Useless to expect anything from Danner. Though he was clearly sensible to Pen's charm, the story was everything to him, and his nostrils were quivering now on the scent of a story much more dramatic than he had expected.

Pendleton went on: "Doctor Hance is coming back in a motor-boat this morning, and we will search the bay shore.... We have an idea of the direction he took," he added mysteriously.

"Wish you luck," said Danner. "We had a message from New York last night that a reward of five thousand dollars had been offered for Counsell's capture."

He looked at Pen as he said it. She kept her eyes down, and rested her hands on the edge of the table that they might not shake.

"What!" cried Pendleton. "Well! ... that lets me out then. No business for a gentleman, of course."

Pen's sore heart warmed gratefully towards her father.

"Who offers the reward?" Pen asked quietly. (Poor Pen! She suspected that her parade of indifference would never deceive the sharp-eyed reporter. What she ought to have shown was a frank, natural interest in the matter. But that was beyond her powers of dissimulation.)

"Ernest Riever, the well-known millionaire," said Danner. "An intimate friend of the murdered man, I believe."

When they finished breakfast several motor-boats were seen coming across from the Island. Danner made haste to get his story over the phone. This was an ordeal for Pen. The connection was bad, and Danner had to shout his "human interest" stuff at the top of his lungs. Pen went to her room and shut the door, and buried her head in the pillows. Still she could hear the horrible sentences that outraged every feeling of privacy she had. After that she gave up all pretense of trying to be agreeable to Danner.

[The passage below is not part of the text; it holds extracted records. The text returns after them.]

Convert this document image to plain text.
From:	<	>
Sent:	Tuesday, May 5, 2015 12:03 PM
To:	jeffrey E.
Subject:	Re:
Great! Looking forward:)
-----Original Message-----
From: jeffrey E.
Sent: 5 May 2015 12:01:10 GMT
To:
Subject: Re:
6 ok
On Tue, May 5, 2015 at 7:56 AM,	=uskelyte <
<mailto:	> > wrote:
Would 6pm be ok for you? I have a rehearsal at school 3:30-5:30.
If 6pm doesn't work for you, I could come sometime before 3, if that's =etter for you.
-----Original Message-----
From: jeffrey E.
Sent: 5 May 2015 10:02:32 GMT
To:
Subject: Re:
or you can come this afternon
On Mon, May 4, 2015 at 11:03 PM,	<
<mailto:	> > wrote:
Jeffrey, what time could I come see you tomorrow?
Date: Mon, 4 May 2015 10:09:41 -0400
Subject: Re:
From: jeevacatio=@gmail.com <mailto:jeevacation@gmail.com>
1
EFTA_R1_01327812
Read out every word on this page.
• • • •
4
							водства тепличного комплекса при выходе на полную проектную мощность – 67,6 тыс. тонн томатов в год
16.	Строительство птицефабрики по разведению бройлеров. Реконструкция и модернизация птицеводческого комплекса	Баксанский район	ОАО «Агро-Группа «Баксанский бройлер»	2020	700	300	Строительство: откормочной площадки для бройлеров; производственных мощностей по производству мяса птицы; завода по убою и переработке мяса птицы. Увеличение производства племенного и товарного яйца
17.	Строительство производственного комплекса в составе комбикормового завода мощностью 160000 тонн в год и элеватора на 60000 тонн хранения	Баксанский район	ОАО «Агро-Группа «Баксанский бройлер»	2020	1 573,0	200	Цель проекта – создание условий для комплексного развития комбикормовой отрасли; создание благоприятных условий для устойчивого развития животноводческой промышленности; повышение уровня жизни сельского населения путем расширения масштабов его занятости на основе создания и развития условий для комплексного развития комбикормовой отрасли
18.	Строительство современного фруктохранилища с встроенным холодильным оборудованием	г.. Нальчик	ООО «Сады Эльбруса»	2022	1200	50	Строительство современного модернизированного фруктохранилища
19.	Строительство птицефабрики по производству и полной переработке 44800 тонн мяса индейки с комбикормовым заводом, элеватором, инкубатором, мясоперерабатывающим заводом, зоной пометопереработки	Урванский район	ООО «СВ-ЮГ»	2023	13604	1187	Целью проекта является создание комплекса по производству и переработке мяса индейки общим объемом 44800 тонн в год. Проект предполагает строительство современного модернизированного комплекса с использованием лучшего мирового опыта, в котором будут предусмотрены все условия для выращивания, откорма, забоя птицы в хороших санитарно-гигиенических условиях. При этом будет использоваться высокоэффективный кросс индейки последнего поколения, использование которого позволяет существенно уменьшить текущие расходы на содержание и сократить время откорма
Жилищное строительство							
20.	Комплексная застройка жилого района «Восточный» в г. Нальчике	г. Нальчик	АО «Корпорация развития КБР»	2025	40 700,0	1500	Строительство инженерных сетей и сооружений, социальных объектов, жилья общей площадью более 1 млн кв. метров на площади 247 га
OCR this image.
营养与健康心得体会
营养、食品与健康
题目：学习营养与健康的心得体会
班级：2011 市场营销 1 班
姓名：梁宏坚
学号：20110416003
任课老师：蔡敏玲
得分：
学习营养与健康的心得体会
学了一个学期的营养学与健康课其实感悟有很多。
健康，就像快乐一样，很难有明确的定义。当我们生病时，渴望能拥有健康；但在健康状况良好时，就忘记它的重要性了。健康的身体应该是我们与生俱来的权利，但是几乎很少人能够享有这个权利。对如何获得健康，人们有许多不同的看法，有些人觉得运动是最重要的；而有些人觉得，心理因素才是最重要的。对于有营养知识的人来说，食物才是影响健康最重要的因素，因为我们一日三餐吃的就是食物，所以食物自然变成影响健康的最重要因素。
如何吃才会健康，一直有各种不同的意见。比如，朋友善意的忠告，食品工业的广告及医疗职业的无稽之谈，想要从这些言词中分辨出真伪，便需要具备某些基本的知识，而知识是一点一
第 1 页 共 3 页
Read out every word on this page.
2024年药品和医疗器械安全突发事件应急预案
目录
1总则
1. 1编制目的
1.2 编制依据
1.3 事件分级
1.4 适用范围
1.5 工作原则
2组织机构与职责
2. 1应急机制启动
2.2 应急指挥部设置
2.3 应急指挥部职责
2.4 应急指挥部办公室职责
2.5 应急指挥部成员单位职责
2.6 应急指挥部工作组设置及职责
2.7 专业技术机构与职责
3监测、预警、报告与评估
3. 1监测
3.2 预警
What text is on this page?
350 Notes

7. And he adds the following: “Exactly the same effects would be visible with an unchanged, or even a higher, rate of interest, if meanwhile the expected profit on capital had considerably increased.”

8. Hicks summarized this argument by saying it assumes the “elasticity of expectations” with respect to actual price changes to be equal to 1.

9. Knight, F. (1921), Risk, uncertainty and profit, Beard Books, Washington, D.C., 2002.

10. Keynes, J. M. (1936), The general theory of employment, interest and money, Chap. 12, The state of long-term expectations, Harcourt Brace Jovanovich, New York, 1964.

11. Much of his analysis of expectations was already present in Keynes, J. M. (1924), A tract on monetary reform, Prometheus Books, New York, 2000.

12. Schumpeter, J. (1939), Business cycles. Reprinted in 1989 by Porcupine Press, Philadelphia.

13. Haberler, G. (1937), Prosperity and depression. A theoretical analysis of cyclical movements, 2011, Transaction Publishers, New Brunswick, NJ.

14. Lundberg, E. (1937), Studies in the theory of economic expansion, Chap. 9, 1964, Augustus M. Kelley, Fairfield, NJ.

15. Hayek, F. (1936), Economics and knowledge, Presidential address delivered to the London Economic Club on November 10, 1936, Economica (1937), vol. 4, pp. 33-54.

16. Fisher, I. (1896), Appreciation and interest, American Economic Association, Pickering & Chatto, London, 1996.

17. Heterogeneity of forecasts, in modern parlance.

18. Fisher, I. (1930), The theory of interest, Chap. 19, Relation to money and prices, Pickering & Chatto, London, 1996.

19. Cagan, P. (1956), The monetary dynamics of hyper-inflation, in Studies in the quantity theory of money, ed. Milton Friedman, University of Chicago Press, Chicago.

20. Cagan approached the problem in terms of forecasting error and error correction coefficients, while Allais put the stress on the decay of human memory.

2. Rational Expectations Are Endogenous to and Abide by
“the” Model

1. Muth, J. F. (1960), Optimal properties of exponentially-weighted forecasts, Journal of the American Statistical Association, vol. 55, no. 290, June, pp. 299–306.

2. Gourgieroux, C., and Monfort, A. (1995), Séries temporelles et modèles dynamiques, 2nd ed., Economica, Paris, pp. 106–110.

The first comers from the Island were volunteer searchers. News of the reward had been telephoned down from Baltimore. They came to Broome's Point with the instinct of picking up the trail where it started, forgetting that water holds no tracks. One spot around the shores was as good as another to begin the search. Dr. Hance was not among them. Possibly the reward had put him off too. Others who had not the initiative to institute a search, merely came to hang around and stare and ask foolish questions. A little later Captain Spinney brought over a whole party of reporters from Washington, Baltimore and Philadelphia. These gentlemen undertook to interview Pen in a body. She liked them less than young Danner. She referred them to her father, and fled to her room.